Set realistic expectations for yourself and others around you. It's important to appreciate what's happening now instead of wishing things were different in the past or projecting into the future what might happen someday when things get better.
As a mother, you probably have heard a million pieces of advice on how to be the best parent.
You may have even heard that "there is no right way to parent." But if you've spent any time reading parenting books, blogs or scrolling on social media, you've probably realized that there are many ways to raise your child.
The truth is there is no right or wrong way to parent, but there are definitely better and worse ways.
And one of those "better" ways is to accept that there will always be stress in motherhood. It's not something we can avoid.
Here are five reasons why stress in motherhood can improve your outlook:
1) You'll learn how to manage your emotions better
2) You'll become more patient with yourself and others around you
3) You'll see the bigger picture when it comes to raising children
4) You'll learn how to find balance in life by prioritizing certain things over others
5) You'll realize that being a parent isn't as easy as it looks and judging each other just a little less in the grocery store.
For me, one of the biggest stressors in motherhood has been my inability to find balance between being a mom and a myself. I love my family, but it can be difficult to squeeze everything in each day. I'm always trying to figure out how to spend more time my mental health care and kids while still doing what I need to do for work.

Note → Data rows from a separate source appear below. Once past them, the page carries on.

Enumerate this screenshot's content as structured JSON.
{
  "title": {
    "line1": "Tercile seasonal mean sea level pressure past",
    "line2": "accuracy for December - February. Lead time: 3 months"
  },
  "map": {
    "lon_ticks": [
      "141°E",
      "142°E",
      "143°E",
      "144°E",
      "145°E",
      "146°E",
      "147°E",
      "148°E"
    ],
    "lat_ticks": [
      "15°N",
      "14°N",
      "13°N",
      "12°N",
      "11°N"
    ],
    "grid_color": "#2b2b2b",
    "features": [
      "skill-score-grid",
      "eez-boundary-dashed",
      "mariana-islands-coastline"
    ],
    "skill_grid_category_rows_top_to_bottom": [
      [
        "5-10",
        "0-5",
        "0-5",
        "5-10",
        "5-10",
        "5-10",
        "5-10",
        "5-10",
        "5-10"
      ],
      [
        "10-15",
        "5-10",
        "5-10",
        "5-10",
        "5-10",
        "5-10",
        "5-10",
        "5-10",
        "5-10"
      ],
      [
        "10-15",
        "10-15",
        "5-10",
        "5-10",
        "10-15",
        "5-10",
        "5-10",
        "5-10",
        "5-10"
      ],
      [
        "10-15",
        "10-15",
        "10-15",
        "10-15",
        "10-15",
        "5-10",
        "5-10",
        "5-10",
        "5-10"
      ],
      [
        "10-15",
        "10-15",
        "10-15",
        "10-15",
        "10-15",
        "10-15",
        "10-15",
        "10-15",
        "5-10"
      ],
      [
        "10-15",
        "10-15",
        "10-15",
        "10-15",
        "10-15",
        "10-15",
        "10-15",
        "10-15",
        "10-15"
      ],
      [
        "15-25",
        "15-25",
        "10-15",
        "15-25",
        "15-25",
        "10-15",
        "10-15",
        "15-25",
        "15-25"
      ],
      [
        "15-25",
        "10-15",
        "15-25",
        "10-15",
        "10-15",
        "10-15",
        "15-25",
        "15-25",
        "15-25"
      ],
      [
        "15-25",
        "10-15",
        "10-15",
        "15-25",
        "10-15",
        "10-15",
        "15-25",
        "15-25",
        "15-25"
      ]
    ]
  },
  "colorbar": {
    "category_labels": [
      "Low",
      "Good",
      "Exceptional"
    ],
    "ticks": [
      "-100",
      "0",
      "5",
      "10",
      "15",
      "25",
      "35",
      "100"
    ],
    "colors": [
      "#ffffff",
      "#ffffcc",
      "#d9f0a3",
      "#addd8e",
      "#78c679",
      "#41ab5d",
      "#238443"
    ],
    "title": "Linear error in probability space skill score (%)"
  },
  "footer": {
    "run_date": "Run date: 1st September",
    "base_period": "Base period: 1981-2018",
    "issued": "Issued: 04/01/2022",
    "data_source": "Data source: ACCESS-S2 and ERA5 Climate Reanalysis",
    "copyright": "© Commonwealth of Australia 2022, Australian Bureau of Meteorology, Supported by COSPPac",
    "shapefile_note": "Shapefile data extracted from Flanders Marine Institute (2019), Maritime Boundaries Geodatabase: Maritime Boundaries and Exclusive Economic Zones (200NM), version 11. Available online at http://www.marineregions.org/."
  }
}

I've found that if I don't make time for myself, I end up feeling overwhelmed and burnt out. Finding what works best for YOU will take some trial and error, but there are ways to make it easier:
I found figuring out my love language helped me figure out exactly how I wanted to spend my time destressing from motherhood.
If you're not familiar with the concept of love languages, it's basically a way of understanding what kinds of interactions make us feel loved and appreciated. There are five main languages: words of affirmation, quality time, receiving gifts, acts of service and physical touch. Everyone has a primary love language — mine is receiving gifts — but there's no right or wrong way to express love in each language. When we have an understanding of our love languages, we can better understand how to express our feelings and desires to support systems in our life the ways that make us feel understood and cared for.
One thing is for sure: The stress of being a parent can wear us down and make us feel like we're failing at our job as mothers — but that's actually not true. Stress is not necessarily a bad thing. It's often how we deal with it that makes the difference.
A lot of people think that stress is always bad, but there are actually some benefits to being stressed out from time to time. "Stress can be good," says Dr. Jerry Weichman, a family physician based in Austin, Texas. "It can help us perform better on exams or during athletic competitions."
Weichman explains: "Stressors are things that cause us worry or anxiety, but they can also motivate us to take action and perform better." This means that stress could actually make you more resilient if it's managed appropriately.
So why do some women struggle with stress more than others? Because we carer! We either want to put everyone before us thinking this is the right approach OR we run away from the negative and think if we ignore it then its gone.
Your doing amazing mama and being a STRESSED OUT MAMAS isn’t as bad as it sound it means your tackling the negative and turning it into the positive motivator in your life.